Haha, great post. For some reason, I tought that Euphoria turning into Melancholia was the funniest thing I have ever heard. Don't ask me why.

Mary said...

Does this mean the decorating effort is going well, or not? Or simply that you're getting distracted?

Personally I quite like magnolia. It's not exciting, I don't feel it represents me, god knows what effect it supposedly has on my mood/skin tone/etc. But it's nicer than an unpainted wall, much less hassle than spending hours with colour charts, and will be completely inoffensive to whoever lives here next.

Oh, and I have now spent two separate sessions of several minutes each staring at the Obelisk set and trying to figure out how it fits together...

Sage said...

I don't think I'd like it on the walls, but I'll have two scoops of schadenfreude please.

Wouldn't you expect Femme Fatale and Euphoria (and Utopia) to be more intense?

This post made me think of two movies: Fight Club for the Ikea reference (what you own ends up owning you), and Eternal Sunshine because she wants a job just naming hair-dye colours all day. "Somebody's got that job, Joel."

Sally said...

I love your colour chart renaming.

I have a sort of magnolia tinted by an undercoat of grey which is the most peaceful safe restful room in my house. Shame its the staircase.

Anonymous said...

I found a sweater in a catalog that I loved, in a beautiful burgundy. The catalog called it "sanguine". Sigh.

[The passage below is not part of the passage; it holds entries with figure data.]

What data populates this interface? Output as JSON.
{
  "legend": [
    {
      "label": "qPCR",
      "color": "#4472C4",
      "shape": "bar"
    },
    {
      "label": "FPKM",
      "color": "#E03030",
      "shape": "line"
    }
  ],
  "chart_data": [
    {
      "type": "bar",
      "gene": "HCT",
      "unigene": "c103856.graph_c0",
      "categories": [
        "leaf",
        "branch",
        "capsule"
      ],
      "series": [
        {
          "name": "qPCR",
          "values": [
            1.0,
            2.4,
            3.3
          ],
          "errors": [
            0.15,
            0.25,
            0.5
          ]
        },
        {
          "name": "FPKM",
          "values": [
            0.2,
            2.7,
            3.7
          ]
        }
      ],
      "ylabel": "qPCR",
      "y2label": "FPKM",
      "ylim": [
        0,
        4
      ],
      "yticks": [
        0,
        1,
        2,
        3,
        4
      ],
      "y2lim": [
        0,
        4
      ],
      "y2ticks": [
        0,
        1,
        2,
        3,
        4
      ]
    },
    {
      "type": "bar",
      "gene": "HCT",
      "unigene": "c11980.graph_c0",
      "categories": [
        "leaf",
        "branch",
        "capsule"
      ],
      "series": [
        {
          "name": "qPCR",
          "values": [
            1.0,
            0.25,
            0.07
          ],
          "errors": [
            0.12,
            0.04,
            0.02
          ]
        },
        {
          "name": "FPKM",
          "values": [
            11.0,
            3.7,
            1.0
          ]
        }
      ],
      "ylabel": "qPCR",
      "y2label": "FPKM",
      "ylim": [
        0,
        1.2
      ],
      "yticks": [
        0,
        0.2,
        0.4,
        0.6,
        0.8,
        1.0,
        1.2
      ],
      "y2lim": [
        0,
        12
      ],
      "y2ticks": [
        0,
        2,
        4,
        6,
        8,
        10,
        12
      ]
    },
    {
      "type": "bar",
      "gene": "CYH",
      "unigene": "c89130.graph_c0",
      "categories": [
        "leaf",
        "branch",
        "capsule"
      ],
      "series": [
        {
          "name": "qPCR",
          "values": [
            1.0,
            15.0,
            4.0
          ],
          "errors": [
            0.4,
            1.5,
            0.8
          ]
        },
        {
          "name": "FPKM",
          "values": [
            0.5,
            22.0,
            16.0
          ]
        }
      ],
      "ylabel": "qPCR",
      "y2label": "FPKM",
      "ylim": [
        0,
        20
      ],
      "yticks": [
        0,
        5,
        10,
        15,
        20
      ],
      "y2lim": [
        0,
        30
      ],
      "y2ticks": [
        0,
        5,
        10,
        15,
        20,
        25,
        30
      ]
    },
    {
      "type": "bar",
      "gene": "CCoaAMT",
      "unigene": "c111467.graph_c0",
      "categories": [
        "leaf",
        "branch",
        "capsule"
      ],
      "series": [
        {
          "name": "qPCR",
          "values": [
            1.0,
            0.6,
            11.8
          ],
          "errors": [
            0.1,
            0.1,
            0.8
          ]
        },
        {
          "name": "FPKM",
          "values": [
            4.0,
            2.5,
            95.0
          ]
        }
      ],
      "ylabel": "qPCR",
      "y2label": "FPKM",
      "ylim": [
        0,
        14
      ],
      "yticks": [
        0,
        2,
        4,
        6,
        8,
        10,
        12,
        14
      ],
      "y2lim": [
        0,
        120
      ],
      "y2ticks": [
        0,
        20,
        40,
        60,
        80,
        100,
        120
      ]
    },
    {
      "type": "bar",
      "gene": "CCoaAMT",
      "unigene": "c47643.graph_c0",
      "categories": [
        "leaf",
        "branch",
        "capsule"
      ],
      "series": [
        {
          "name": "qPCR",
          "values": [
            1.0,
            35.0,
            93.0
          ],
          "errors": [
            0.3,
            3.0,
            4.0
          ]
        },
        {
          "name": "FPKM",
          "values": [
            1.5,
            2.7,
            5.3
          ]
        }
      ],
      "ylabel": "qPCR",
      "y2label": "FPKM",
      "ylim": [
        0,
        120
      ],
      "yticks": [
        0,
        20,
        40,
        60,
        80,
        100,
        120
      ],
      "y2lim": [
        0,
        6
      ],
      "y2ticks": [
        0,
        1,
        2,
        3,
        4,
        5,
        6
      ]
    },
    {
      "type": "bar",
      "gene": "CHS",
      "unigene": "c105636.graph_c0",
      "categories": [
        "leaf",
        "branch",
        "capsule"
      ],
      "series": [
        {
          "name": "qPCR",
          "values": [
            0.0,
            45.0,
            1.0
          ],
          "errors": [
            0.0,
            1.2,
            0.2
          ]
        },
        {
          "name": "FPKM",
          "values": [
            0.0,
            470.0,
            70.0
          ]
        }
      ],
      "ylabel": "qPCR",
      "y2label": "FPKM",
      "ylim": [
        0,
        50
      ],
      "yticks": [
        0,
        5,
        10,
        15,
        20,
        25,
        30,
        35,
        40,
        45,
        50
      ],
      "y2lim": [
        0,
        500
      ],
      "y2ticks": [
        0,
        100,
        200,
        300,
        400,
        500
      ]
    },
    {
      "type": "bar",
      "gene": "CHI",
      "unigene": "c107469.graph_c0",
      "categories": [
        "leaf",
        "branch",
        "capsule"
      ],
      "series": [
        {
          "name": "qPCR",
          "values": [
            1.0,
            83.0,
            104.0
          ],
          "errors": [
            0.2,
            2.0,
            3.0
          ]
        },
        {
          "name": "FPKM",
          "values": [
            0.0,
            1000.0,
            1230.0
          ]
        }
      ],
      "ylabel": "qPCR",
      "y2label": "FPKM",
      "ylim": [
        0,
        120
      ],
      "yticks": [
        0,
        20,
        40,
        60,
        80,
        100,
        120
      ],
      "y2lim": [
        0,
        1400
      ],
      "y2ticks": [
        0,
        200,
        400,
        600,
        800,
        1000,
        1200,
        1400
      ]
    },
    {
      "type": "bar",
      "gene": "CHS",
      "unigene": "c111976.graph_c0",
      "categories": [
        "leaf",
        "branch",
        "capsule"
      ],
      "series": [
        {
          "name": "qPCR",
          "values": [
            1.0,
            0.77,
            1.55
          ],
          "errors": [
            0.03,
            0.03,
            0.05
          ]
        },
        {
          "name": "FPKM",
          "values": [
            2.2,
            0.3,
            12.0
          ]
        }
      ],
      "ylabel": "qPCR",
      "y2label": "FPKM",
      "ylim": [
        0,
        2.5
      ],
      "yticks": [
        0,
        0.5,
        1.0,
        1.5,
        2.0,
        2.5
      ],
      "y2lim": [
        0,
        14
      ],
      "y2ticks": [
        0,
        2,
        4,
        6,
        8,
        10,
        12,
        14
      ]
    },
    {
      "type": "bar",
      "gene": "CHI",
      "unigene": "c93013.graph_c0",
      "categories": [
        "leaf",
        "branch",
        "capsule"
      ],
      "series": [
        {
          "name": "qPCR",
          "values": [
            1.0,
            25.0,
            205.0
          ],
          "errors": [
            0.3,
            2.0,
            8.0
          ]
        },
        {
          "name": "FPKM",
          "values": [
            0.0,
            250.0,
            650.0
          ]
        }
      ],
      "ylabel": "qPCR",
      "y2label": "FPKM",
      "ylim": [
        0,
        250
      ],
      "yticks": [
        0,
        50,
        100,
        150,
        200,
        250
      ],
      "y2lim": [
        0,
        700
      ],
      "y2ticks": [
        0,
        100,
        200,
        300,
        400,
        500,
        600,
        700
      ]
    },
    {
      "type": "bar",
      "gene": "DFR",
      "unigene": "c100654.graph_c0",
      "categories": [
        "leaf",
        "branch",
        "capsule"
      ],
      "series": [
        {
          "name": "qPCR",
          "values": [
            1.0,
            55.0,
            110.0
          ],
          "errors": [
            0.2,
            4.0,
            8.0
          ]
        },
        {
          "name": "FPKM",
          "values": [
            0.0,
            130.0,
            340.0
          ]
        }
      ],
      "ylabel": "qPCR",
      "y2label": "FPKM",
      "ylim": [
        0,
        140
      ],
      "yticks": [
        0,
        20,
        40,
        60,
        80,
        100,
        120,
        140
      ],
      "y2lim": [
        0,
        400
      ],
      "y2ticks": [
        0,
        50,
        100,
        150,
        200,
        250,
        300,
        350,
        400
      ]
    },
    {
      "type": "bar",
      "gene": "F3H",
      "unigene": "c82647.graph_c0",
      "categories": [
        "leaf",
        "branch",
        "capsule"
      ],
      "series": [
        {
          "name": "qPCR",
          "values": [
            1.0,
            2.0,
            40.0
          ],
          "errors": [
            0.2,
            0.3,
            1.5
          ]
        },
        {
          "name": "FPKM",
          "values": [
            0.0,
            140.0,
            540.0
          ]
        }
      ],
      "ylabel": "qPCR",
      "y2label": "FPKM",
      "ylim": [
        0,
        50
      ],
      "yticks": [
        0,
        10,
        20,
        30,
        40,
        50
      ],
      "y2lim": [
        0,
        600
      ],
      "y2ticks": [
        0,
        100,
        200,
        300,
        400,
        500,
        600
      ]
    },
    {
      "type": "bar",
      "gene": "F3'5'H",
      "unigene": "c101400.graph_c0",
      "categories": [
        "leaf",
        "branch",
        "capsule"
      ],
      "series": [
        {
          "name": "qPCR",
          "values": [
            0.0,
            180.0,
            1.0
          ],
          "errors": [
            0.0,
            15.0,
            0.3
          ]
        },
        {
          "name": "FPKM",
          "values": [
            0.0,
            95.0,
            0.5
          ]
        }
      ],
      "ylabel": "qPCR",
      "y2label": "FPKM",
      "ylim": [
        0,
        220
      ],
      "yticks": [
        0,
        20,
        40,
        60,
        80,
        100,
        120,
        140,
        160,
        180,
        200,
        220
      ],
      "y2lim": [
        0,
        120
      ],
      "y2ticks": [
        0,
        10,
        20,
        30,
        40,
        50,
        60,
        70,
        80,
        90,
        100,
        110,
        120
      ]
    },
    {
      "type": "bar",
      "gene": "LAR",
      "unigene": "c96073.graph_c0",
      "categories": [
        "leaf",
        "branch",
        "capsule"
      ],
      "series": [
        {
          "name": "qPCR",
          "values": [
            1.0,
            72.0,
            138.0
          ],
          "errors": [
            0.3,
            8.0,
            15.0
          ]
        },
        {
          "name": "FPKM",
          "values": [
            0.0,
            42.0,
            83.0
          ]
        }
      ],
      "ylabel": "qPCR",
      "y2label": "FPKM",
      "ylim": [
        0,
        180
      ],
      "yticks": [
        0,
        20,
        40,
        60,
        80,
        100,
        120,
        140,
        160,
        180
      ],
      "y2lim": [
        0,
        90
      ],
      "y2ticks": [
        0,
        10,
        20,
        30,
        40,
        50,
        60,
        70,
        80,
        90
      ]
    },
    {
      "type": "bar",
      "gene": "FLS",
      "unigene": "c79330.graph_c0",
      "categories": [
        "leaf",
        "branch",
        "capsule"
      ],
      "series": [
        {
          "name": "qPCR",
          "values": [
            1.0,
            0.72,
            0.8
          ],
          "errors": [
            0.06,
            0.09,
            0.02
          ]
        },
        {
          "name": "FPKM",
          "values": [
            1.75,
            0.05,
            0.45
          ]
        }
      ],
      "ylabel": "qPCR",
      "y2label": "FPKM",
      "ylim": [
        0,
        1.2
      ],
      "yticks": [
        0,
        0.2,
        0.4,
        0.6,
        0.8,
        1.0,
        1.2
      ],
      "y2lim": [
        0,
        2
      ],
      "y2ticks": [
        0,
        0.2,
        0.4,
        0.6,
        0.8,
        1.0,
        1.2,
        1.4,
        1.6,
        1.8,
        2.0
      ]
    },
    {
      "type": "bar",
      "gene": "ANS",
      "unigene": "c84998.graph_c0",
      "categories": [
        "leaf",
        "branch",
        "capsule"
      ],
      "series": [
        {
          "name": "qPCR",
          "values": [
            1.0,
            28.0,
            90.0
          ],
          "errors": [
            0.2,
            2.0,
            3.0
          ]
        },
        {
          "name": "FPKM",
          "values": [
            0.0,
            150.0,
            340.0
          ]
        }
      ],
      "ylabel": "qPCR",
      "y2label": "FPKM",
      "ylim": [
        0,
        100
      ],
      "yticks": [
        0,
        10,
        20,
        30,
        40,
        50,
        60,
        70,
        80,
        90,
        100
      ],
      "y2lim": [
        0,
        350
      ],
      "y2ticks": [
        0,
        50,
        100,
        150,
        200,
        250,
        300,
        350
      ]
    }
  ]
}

That obelisk is the coolest.

Anonymous said...

It always puzzles me the use of "taupe" for these buff colours.

Taupe is French for "mole" and while I concede it sounds fancier than "beige" I have never seen a mole in such shades.

The Goldfish said...

Thanks everyone. :-)

The decorating is... Okay, so I have got distracted, but once again this is another job where I can be involved in the decision making stage and have little to offer on the practical side.

seahorse said...

This was a v amusing read, and I wonder if you've seen Unreliable Witness's latest post on Shaggy Blog Stories? Although you won't (crying shame) be able to use your ingenious paint samples, I am sure there's something equally original and genuinely downright funny in your archives. Troubled Diva is co-ordinating the whole thing.